The dark of the year


This night is when I think of you,

all together, not one missed place

at table or ache in my heart.

We are what we come from, the blood


and the white bones beneath the earth,

the wind wailing ’cross the mountain.

We are the river running to

the ocean, the waves on the strand,


the quick flick of the hare’s white scut,

the blackbird’s song in the rowans.

I try to explain the hunger,

the land left behind in grieving,


the hope in children not yet born,

but the past is a foreign land.

I listen for your voices still,

in this owl-soft night, and I weep.

Silent screaming

Monday morning, after a weekend of carnage, the retired men with white vans, too much time on their hands and too little imagination and sensitivity are still blazing away at inoffensive creatures that are infinitely more useful and beautiful than they are.

For the OctPoWriMo prompt.


knots tighten


twanging like bowstring

the report of a gun

not placid

as the eyes embedded in wood

fiercely blind

clench-fisted against the ungraspable.

Knots bind

hands flail

unbound but helpless

in the face of flying bullets

and the brutish blackness

beneath the skull

of the hidden hunter.

Wake the dead

Inspired by Ronovan’s word choice for his weekly challenge. Brought back memories of waking my mother.


Wake the dead,

sit with her

through the last long night above the earth,

laugh in her place,

and drink to the health that failed

(ah well),

and in the morning,

bear her lingering spirit to the rowan tree,

and lay her among its roots.

Water them with your tears.

Silence broken

As I sit on this glorious autumn morning of warm sun, I can hear, all around me the sound of gunfire. I defy anyone who is not a completely insensitive brute to listen to the sound of senseless killing and not be angered and sickened by it. A cleave poem for OctPoWriMo’s silence prompt.

A cleave poem is three in one: left side says one thing, right side says its opposite. Read together they make a third poem.

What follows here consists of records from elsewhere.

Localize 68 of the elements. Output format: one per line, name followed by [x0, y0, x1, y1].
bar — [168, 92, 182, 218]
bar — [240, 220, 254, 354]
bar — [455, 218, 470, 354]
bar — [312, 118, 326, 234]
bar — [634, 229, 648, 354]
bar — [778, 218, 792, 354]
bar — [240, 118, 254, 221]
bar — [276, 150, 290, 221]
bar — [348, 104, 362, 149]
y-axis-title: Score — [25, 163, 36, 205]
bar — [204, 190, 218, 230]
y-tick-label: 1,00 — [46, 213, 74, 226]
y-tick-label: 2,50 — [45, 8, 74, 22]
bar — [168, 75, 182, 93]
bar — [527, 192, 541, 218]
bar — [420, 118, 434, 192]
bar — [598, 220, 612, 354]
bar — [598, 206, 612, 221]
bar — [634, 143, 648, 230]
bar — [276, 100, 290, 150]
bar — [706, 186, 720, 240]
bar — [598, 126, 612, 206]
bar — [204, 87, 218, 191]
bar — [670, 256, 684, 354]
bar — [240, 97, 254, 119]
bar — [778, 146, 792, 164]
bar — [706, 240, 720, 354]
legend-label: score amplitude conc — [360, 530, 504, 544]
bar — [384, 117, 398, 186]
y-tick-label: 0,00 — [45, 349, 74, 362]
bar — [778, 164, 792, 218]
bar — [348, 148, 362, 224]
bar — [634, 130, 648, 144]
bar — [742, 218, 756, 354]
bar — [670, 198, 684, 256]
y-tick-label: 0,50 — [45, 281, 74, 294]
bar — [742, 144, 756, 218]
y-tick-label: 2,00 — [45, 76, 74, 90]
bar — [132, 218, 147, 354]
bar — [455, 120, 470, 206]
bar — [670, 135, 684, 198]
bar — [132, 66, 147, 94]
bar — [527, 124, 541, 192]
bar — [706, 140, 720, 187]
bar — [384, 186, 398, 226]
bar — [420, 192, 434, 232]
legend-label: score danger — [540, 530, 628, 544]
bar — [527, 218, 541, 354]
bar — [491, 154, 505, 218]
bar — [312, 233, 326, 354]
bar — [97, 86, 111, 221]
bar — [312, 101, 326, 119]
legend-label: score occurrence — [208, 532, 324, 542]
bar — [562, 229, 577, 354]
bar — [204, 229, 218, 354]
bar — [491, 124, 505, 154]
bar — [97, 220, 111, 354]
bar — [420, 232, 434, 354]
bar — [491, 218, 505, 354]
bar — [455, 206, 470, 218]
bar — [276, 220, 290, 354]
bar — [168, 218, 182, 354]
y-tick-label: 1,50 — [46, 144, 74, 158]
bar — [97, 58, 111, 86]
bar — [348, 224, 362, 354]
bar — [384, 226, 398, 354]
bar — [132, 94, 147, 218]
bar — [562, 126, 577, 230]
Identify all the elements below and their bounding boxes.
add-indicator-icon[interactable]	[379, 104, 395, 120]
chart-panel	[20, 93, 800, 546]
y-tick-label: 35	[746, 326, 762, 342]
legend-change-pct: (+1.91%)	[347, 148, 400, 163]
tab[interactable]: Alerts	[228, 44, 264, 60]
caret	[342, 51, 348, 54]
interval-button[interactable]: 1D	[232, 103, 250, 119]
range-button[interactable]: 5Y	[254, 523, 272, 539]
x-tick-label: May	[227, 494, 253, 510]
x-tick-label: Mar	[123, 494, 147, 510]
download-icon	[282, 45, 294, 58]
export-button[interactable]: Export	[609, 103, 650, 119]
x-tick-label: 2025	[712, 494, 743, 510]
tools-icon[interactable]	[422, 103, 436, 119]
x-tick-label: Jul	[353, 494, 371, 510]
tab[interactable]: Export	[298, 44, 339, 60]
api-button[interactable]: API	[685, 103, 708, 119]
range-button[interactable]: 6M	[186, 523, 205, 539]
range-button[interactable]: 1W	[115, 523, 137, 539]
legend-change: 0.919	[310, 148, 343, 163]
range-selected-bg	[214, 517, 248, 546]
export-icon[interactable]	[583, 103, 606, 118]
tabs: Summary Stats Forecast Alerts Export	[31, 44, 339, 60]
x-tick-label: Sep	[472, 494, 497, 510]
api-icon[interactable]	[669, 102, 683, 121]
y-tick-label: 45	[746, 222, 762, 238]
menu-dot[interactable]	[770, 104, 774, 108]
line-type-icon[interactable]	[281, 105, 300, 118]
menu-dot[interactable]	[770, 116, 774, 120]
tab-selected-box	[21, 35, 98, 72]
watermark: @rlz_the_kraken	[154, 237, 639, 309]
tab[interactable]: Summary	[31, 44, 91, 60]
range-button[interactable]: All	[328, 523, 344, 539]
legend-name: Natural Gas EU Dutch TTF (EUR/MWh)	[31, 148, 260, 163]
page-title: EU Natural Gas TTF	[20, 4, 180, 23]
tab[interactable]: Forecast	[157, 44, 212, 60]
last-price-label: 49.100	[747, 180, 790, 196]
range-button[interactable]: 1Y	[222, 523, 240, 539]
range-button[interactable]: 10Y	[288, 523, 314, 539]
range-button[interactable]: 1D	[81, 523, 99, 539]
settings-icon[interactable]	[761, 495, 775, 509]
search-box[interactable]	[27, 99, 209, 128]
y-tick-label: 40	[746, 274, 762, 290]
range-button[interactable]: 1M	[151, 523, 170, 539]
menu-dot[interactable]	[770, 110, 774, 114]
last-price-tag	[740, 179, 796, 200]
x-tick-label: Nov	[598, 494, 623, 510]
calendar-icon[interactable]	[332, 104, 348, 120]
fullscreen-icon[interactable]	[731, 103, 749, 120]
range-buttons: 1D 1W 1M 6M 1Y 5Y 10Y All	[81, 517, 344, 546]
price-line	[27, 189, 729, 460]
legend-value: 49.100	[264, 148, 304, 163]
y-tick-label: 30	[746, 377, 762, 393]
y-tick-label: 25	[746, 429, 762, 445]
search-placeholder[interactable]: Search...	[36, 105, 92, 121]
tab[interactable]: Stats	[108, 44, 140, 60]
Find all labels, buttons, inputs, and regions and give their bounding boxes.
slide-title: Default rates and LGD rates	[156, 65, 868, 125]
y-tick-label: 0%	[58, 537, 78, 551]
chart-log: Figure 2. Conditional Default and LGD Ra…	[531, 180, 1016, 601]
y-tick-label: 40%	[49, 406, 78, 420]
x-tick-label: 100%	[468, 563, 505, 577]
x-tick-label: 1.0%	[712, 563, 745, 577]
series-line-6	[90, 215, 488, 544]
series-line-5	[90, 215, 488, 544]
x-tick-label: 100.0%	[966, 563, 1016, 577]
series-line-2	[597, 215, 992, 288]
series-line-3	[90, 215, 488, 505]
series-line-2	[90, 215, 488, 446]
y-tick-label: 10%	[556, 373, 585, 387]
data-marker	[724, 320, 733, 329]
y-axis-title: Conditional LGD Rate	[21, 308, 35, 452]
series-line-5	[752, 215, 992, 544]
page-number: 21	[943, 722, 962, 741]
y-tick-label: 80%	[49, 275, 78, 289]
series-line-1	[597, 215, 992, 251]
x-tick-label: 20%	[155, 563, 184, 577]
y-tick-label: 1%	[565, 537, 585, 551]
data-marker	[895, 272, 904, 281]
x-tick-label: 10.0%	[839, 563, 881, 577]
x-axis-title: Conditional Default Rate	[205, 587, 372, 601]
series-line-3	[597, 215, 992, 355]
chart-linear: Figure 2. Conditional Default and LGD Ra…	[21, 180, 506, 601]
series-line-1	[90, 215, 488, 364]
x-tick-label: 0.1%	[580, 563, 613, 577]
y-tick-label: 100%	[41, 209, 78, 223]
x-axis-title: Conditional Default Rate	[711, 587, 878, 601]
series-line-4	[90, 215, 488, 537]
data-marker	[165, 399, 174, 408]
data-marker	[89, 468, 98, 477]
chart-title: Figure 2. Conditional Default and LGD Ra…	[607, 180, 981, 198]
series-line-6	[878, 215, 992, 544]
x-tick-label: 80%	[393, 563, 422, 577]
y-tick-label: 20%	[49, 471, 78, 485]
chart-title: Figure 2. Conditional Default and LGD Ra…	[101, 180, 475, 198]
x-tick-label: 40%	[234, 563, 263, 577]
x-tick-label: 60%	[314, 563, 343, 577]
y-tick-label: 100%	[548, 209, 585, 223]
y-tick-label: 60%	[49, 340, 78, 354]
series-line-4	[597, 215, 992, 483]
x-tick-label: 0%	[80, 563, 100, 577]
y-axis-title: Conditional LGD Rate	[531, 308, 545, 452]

Early morning gold / the shadows lie

thick beneath the trees/ cool and deep­—

autumn settles / with a stealthy rustle,

when the only sound is birdsong/ hunters creep

beneath the wing-fluttered hedge/ deer startle into flight

I hold my breath/ as silence breaks with sharp retorts

and russet flashes, gone / shattered the fragile peace

where wild things go / snapped the thread of life

I watch the silence /as death falls on fallen grace

filling the space of beauty lost/ for some warped and dark delight.